Cougars quickly turn tables on Belmont with 69-60 win

Campbell's Logan Rice goes up for two against Belmont's Brody Ennis as Red Raiders Anakin Underhill (24) looks on during Monday night's clash of Divison III contenders in Litchfield. (Telegraph photo by TOM KING)
LITCHFIELD – Justin DiBenedetto admits his Campbell High School boys basketball team had Monday night’s rematch with unbeaten Belmont circled.
And why not? The Red Raiders were sitting atop Division III and had whacked a shorthanded Cougar team by19 points at home just 10 days ago.
Time to make amends, and the Cougars did just that, turning a 41-all tie after three quarters into a 69-60 win.
And that’s after falling behind 16-4 to start.
“It’s tough, we started exactly the way we did last time,” DiBenedetto said. “Tonight the message was simple. We planned all week for this. We had a great game plan. … We knew if we pressured the ball better, we would make it tough for them.”
Boy, did they ever. Belmont, now 7-1, could not hold on to the ball through most of the second half. The Cougars got out of their early funk, tying the game by the half at 30-30 on a Logan Rice buzzer-beating layup. Belmont went on a 6-0 run to start the third quarter, but the Cougars came right back and outscored the visitors 11-5 the rest of the quarter.
Then back-to-back 3-pointers by Cayden Deleon and Matt Haley made it a 49-41 game early in the fourth and the Cougars were in control.
“Every single game, even the game we lost, we forced 24 turnovers every single game,” DiBenedetto said. “You might see the scores and say, ‘They’re not holding teams in the 30’s’ but the pace we play at, we go-go-go. We force a ton of turnovers and get a lot of shots.”
And it worked. Belmont was down 11 with 4:50 left and although it cut the gap to six with a minute to play, no one at CHS felt endangered.
“Honestly, what I just told the guys in there, this game and loss is on me,” Belmont coach Tony Martinez said. “I did not do a good enough job preparing them for the zone (defense) and the pressure that Campbell brought tonight.
“We’ve seen a lot of man-to-man all year, and this time of year teams make adjustments and do things, and I didn’t make the adjustments. … This one’s on me. I thought our guys made a great effort, we just didn’t execute.”
Deleon led the lightning quick 6-1 Cougars with 20 points, while Rice added 15, Luke Delia had 14 and Haley 13. The helter-skelter style couldn’t stop 6-foot-6 Red Raider Anakin Underhill from getting 31, but held the rest of the team to 29 and the strategy, with the switch to a zone, worked.
And there was no panic when Belmont scored six points in less than two minutes to start the second half.
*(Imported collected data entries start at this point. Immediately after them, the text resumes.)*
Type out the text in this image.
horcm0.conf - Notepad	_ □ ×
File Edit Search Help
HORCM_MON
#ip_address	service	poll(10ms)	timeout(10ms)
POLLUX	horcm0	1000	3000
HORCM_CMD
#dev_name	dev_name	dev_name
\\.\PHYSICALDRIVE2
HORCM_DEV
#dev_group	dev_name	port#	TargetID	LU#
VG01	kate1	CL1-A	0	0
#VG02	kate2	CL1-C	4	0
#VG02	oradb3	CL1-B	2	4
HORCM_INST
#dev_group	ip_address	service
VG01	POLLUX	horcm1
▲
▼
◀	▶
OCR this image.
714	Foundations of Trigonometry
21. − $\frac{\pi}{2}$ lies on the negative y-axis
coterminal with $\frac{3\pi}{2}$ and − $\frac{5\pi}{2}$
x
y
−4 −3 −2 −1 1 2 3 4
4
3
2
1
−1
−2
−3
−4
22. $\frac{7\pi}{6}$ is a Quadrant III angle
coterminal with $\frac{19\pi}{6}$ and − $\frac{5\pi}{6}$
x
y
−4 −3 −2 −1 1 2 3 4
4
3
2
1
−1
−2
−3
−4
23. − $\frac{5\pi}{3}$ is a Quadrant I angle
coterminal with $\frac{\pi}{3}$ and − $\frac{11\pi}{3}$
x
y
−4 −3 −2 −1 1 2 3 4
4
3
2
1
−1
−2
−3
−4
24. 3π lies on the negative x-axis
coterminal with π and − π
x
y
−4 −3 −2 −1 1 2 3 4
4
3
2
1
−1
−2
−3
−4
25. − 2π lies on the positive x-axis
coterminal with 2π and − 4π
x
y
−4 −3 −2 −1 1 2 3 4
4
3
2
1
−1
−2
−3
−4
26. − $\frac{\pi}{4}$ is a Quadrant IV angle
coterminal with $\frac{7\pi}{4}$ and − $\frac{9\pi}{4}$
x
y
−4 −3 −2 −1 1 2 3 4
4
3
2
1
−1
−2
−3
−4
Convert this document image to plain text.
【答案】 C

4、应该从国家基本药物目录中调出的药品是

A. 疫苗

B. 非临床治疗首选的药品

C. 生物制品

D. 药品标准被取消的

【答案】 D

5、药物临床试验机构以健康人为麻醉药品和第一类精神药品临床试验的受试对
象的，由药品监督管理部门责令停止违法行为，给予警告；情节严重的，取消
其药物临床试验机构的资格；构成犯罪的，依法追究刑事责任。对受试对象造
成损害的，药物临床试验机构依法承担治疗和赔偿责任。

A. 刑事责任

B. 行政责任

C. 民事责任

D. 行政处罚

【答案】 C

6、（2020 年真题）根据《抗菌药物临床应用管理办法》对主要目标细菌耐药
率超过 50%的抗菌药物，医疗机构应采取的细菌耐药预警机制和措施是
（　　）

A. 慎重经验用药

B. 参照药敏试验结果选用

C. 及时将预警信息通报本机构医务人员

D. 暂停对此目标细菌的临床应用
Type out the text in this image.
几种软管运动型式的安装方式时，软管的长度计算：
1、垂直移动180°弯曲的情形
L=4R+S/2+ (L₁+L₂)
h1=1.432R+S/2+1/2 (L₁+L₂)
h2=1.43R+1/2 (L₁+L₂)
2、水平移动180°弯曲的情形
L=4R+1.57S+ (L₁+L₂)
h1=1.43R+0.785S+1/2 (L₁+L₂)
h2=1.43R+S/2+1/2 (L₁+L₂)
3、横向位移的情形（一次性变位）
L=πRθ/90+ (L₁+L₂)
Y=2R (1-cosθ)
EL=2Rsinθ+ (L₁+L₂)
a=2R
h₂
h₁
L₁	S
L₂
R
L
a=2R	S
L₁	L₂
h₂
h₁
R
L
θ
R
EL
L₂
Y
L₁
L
DiBenedetto quickly called time and the Cougars were a different team thereafter.
“We just went over our defense real quick and I said ‘Just settle in’,” he said. “Doesn’t matter where we were attacking from. We had matchups all over the floor.”
The closest game the Red Raiders had played in was a 16-point win. This one will have ripple effects through Division III, and now everyone knows Campbell – which also handed defending champ St. Thomas its first loss last week – is a legit contender.
“By far we have the toughest schedule in D-III,” DiBenedetto said. “No one’s got it like us. We’re battle tested already.”